Halloween 4 - Il ritorno di Michael Myers
L'Uomo Nero torna in un quarto capitolo che fa della propria mitologia il punto forte di un incubo seriale destinato a durare negli anni a venire.
Nessuno può uccidere l'Ombra della Strega. Così dicevano i bambini di Haddonfield nel lontano 1978, prima che la sua più tremenda incarnazione, dopo aver fatto strage di adolescenti nelle vie di quella tranquilla cittadina dell'Illinois, venisse finalmente sconfitta. Ma, si sa, una volta che il mito attecchisce, difficilmente basta qualche proiettile o esplosione per toglierlo definitivamente di mezzo.
Era allora solo questione di tempo prima che Michael Myers – dopo la sua apparente morte in Halloween II e la parentesi apocrifa di Halloween III – tornasse, vivo e vegeto, sul luogo del delitto, riesumando, a distanza di dieci anni, un passato di sangue e paura mai del tutto sepolto. Siamo ad Halloween 4 – Il ritorno di Michael Myers.
Pare un'attesa alimentata ad arte quella del quarto capitolo della saga slasher creata da John Carpenter e Debra Hill, un'attesa di cui il Male ha approfittato per arricchirsi, mano a mano, delle suggestioni dei film precedenti, segnando un nuovo passo nell'evoluzione di una saga potenzialmente infinita. È così che, dopo la forza teorica di un capostipite inarrivabile, i risvolti di un sequel capace di gettare le basi di una nuova mitologia e le derive orrorifiche di un terzo episodio desideroso di creare un vero e proprio universo a sé stante, il film diretto dall'anonimo Dwight H. Little guarda alle origini del filone ma, allo stesso tempo, a una tendenza seriale divenuta in quegli anni la prassi per prodotti di questo tipo.
Sembrano, d'altronde, proprio questa mitologia e questo senso del soprannaturale, ereditati dagli episodi precedenti, a permeare un prodotto come Halloween 4, che, se da una parte riprende – dall'inquietudine scaturita dai suoi sobborghi, fino al senso d'assedio permanente di un Male incombente e assoluto – la formula del capostipite, dall'altra porta avanti quella stravolta e degenerata epopea famigliare fatta di legami di sangue e predestinazione già presente dal secondo capitolo della saga, ma qui arricchita di risvolti oscuri e (im)prevedibili.
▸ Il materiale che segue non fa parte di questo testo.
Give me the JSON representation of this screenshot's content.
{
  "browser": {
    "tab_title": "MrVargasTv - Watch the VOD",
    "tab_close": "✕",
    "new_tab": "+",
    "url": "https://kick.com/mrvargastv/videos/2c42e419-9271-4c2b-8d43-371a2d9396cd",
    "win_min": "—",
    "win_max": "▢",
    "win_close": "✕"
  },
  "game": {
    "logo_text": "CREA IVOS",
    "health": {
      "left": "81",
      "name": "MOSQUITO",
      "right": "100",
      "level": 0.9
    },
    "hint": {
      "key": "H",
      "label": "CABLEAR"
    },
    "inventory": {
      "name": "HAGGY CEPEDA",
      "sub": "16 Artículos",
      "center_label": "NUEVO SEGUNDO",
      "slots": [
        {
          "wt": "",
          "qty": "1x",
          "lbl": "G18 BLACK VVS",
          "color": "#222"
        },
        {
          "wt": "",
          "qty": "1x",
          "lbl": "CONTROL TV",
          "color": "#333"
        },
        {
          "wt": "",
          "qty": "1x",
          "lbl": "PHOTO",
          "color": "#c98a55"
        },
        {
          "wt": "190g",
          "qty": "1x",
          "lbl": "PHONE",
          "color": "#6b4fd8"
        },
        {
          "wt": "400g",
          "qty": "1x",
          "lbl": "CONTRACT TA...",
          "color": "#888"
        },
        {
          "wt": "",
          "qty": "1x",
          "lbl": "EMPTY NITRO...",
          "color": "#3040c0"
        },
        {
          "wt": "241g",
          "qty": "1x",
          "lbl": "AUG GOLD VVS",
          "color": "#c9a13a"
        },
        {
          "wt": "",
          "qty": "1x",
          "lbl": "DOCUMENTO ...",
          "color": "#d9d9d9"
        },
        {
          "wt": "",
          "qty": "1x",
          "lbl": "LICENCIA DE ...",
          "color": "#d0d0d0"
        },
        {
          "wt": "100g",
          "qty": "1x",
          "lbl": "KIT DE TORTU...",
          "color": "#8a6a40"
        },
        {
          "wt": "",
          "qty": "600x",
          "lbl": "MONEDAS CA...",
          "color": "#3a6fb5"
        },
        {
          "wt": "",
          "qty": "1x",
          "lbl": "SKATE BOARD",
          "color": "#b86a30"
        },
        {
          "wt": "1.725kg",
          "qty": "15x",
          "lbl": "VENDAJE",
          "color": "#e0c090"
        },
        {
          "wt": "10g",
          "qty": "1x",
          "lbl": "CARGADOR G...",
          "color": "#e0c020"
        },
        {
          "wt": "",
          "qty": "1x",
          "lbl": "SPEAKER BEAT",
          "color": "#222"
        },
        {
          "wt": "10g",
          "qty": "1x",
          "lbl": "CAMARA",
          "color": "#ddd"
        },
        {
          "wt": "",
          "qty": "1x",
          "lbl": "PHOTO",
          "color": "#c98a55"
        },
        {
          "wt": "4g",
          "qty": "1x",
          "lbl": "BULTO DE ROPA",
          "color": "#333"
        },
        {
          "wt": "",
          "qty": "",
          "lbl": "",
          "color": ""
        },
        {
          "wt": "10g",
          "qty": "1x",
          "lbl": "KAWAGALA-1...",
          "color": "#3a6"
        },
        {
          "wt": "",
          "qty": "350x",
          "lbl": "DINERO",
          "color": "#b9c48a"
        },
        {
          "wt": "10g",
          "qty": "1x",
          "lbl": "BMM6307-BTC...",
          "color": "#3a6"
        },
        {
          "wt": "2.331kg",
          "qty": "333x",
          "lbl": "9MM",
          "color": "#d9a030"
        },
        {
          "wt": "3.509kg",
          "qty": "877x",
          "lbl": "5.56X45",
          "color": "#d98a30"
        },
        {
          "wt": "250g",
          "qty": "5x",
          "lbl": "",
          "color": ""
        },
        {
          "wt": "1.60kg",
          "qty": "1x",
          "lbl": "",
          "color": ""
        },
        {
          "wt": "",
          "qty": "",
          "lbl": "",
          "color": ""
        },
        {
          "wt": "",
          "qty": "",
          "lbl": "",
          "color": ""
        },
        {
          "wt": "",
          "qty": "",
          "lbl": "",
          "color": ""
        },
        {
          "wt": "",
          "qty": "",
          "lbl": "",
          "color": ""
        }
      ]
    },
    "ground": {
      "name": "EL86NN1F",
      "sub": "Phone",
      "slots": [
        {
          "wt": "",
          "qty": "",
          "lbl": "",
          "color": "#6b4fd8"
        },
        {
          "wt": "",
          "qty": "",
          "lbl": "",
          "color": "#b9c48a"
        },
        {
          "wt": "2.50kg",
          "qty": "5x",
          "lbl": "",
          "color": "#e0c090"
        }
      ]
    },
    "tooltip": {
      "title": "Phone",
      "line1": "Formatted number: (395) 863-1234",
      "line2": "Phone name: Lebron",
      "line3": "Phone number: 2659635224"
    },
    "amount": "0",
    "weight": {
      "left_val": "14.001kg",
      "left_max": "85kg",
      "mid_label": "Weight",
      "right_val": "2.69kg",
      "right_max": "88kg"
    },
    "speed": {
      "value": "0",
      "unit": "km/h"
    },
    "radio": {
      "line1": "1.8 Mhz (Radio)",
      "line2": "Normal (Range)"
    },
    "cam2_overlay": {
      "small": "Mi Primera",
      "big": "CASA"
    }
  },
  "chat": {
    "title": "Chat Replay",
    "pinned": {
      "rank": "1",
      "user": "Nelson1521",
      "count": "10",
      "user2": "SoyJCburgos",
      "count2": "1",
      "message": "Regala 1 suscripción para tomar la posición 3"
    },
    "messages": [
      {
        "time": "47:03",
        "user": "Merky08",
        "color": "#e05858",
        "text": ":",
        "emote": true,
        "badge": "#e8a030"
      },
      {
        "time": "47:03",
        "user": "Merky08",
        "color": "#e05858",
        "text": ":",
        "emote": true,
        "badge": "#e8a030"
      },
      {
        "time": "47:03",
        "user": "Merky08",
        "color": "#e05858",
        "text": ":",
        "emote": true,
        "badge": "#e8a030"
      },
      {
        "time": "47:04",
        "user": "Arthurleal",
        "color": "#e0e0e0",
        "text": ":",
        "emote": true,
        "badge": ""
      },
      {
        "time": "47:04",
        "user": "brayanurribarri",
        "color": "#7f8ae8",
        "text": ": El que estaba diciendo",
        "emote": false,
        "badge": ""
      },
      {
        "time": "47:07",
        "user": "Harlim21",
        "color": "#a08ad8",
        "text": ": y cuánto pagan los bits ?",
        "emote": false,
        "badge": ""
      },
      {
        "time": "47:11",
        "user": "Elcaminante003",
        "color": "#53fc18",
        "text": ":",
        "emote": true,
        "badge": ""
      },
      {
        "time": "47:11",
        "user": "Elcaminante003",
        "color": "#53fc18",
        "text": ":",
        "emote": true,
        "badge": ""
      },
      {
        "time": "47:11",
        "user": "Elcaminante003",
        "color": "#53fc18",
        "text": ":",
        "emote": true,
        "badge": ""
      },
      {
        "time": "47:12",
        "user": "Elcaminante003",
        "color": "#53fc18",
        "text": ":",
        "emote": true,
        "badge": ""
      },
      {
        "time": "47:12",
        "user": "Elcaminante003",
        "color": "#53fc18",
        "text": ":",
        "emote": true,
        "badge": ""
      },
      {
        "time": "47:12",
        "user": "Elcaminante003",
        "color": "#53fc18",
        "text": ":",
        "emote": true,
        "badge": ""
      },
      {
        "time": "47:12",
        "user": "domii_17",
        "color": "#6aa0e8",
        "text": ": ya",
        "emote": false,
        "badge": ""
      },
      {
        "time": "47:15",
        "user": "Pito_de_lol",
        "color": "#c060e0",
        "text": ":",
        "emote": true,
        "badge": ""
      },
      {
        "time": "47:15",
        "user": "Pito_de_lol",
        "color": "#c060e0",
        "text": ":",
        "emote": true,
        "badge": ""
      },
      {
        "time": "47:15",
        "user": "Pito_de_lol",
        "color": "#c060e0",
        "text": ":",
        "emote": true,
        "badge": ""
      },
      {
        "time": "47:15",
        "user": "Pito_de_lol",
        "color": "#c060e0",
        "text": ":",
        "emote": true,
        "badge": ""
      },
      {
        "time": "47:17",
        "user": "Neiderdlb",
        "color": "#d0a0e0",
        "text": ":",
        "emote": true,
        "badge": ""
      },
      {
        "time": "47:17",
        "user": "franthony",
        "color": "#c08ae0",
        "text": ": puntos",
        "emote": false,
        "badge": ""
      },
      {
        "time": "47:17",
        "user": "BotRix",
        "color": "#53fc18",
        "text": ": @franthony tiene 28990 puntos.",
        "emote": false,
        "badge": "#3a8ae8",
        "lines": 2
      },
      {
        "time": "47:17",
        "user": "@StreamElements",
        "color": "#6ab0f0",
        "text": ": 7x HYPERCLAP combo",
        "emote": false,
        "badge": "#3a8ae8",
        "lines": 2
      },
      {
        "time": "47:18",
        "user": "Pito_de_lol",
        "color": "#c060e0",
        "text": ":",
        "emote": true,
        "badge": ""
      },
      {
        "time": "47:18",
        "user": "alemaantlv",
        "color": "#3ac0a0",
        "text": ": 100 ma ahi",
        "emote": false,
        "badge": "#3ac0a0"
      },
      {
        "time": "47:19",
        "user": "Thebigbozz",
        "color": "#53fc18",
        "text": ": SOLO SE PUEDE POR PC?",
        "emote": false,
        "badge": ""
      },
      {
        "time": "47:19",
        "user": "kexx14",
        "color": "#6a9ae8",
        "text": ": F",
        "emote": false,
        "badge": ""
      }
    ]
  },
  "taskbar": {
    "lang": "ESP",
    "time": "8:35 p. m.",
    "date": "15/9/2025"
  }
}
Ecco allora, dopo le rivelazioni e gli stravolgimenti di Halloween 2, entrare in scena la piccola e tormentata Jamie (Danielle Harris), figlia di Laurie (morta in un incidente stradale), nipote dello stesso Michael e, quindi, nuovo obiettivo della follia omicida di quest'ultimo.
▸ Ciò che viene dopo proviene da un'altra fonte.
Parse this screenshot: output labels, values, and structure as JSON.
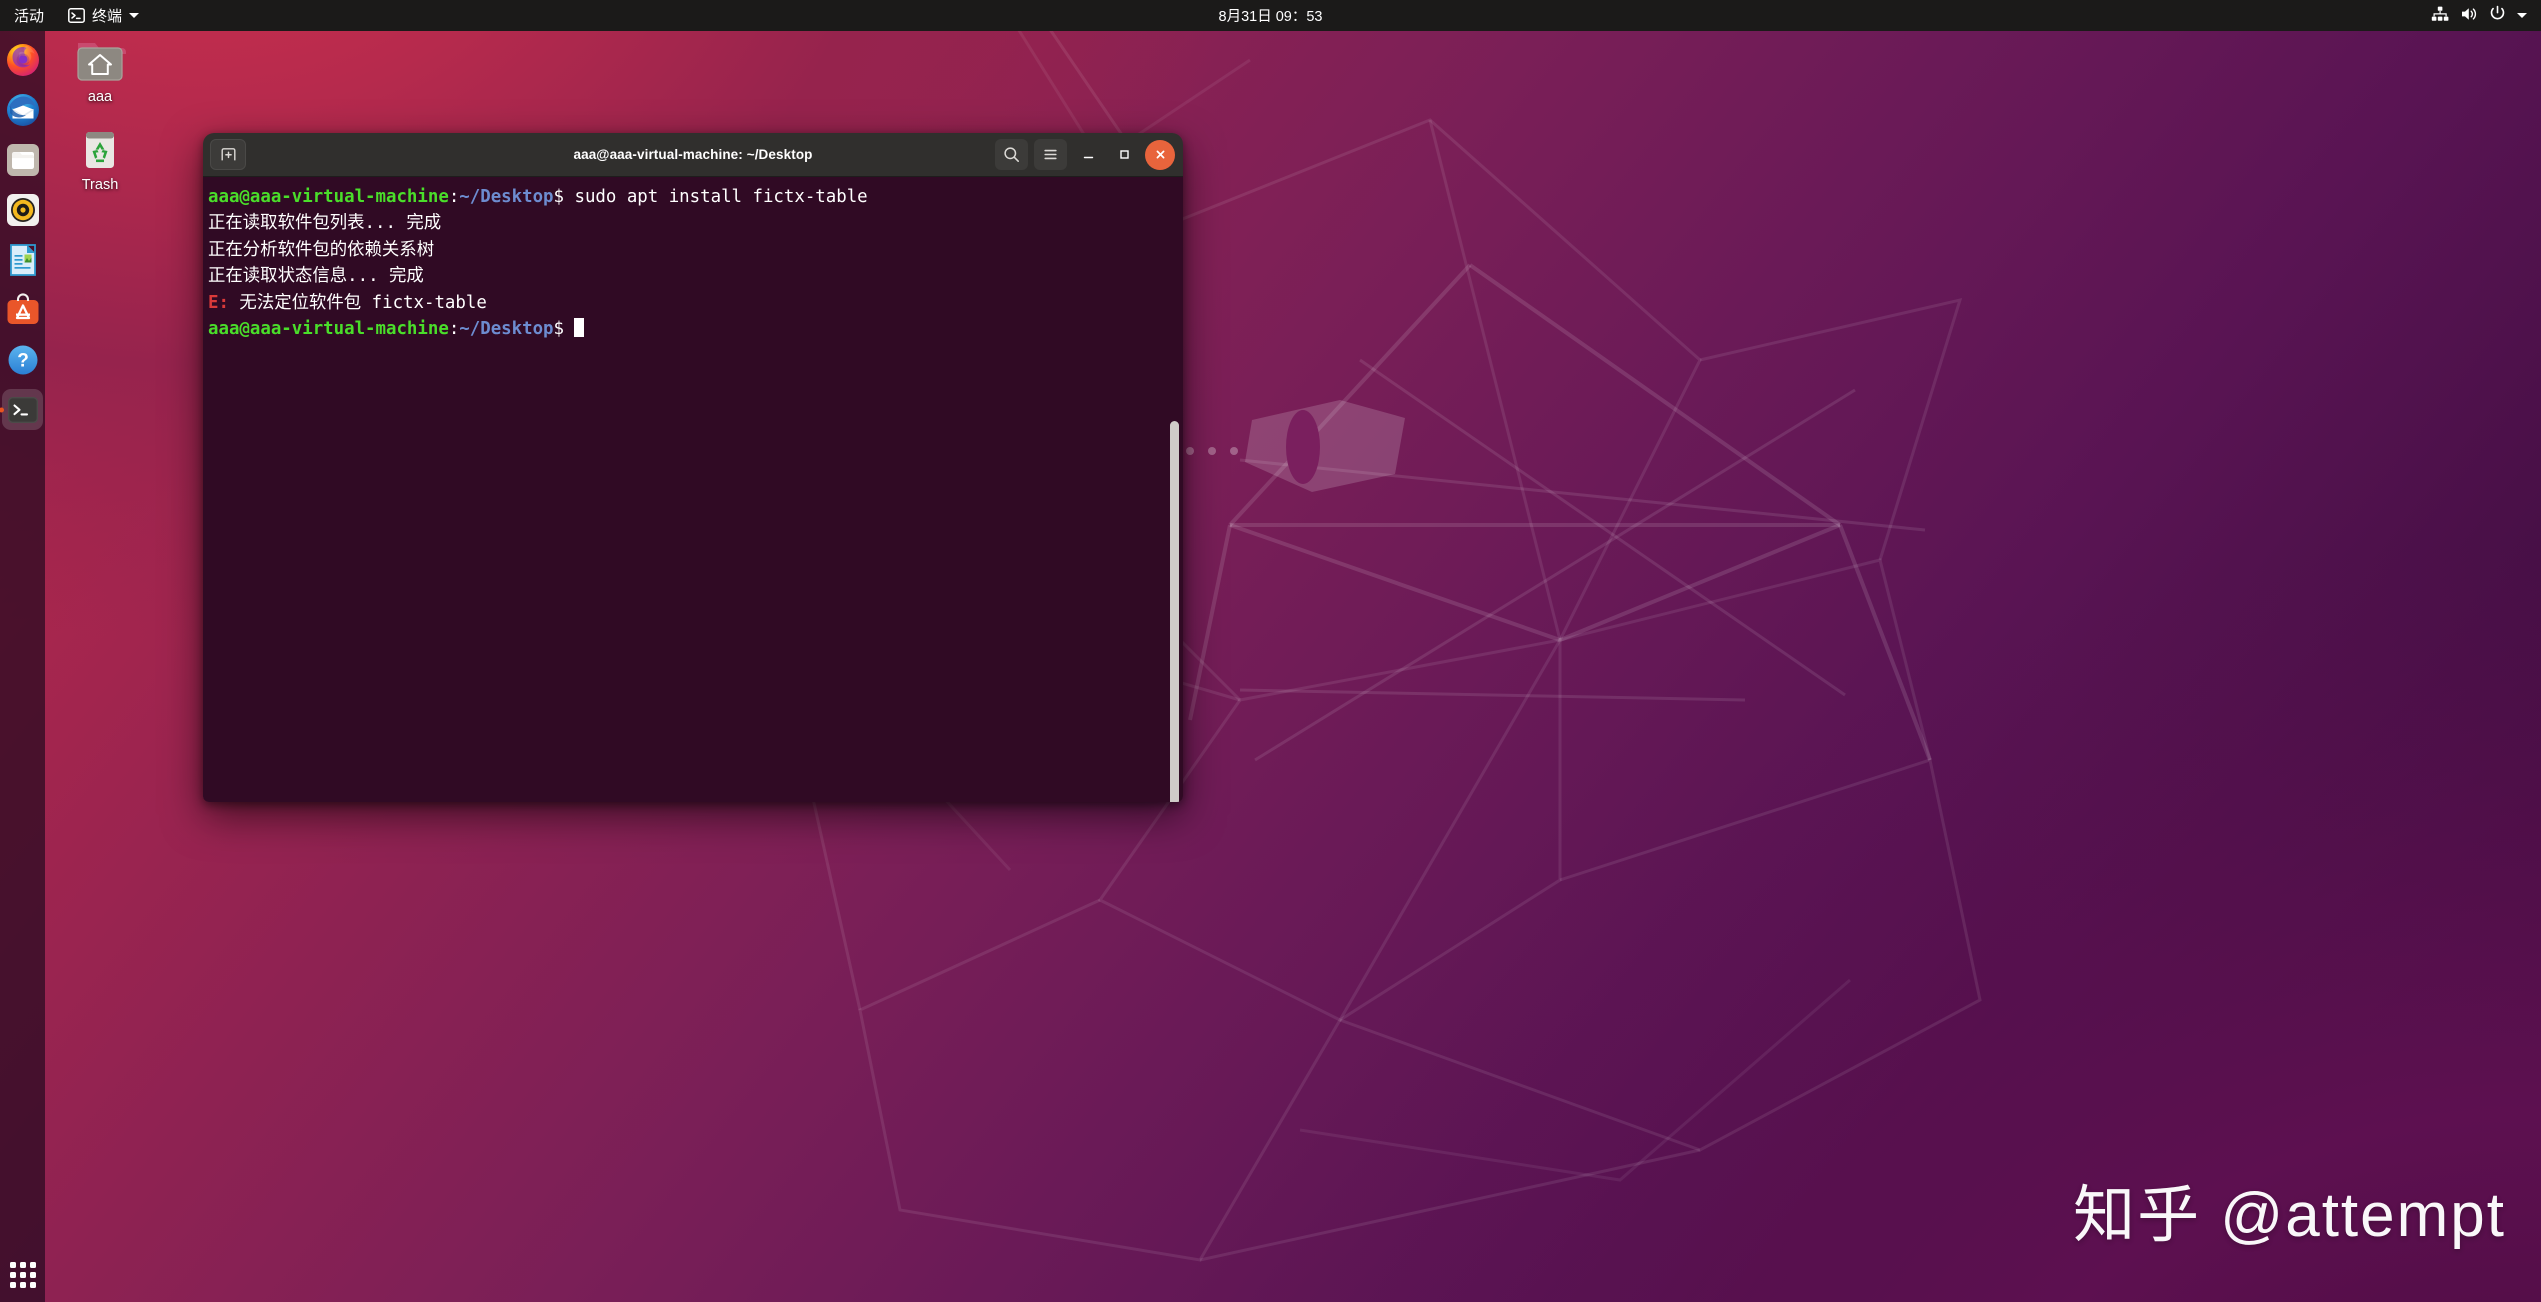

Bastano in fondo queste premesse a tracciare uno schema narrativo che non si discosta dal dittico originario, con l'assassino intento a raggiungere il proprio scopo uccidendo brutalmente chiunque gli si pari davanti e le vittime loro malgrado protagoniste di una caccia continua, dove il mostro acquista sempre più i connotati incorporei della malattia (ereditaria) e la salvezza diviene una possibilità sempre più vaga e indefinita.
E se, salvo le ambientazioni e i suoi personaggi ricorrenti (il Dottor Loomis di Donald Pleasence, quasi indistruttibile quanto la sua nemesi), poco o nulla resta dell'apporto stilistico e teorico del primo film, di quella sua dialettica tra campo e fuori campo e di quelle sue soggettive perturbanti, qui ridotte a vuote strizzate d'occhio ad uso e consumo dei fan (la soggettiva finale ricalcata, con tanto di maschera, su quella dell'incipit del film di Carpenter), poco importa. Il film di Little, pur restando uno slasher stranamente sottotono per gli standard del genere (al punto che alcune scene aggiuntive di violenza verranno girate ad hoc al termine delle riprese), trova la formula vincente per perpetuare il suo incubo seriale, rilanciando, ancora una volta, una saga capace di fare tesoro delle sue premesse (narrative) e nutrendo una mitologia in grado di rinnovarsi costantemente negli anni a venire.
L'Ombra della Strega, dopo questo capitolo, è più viva che mai.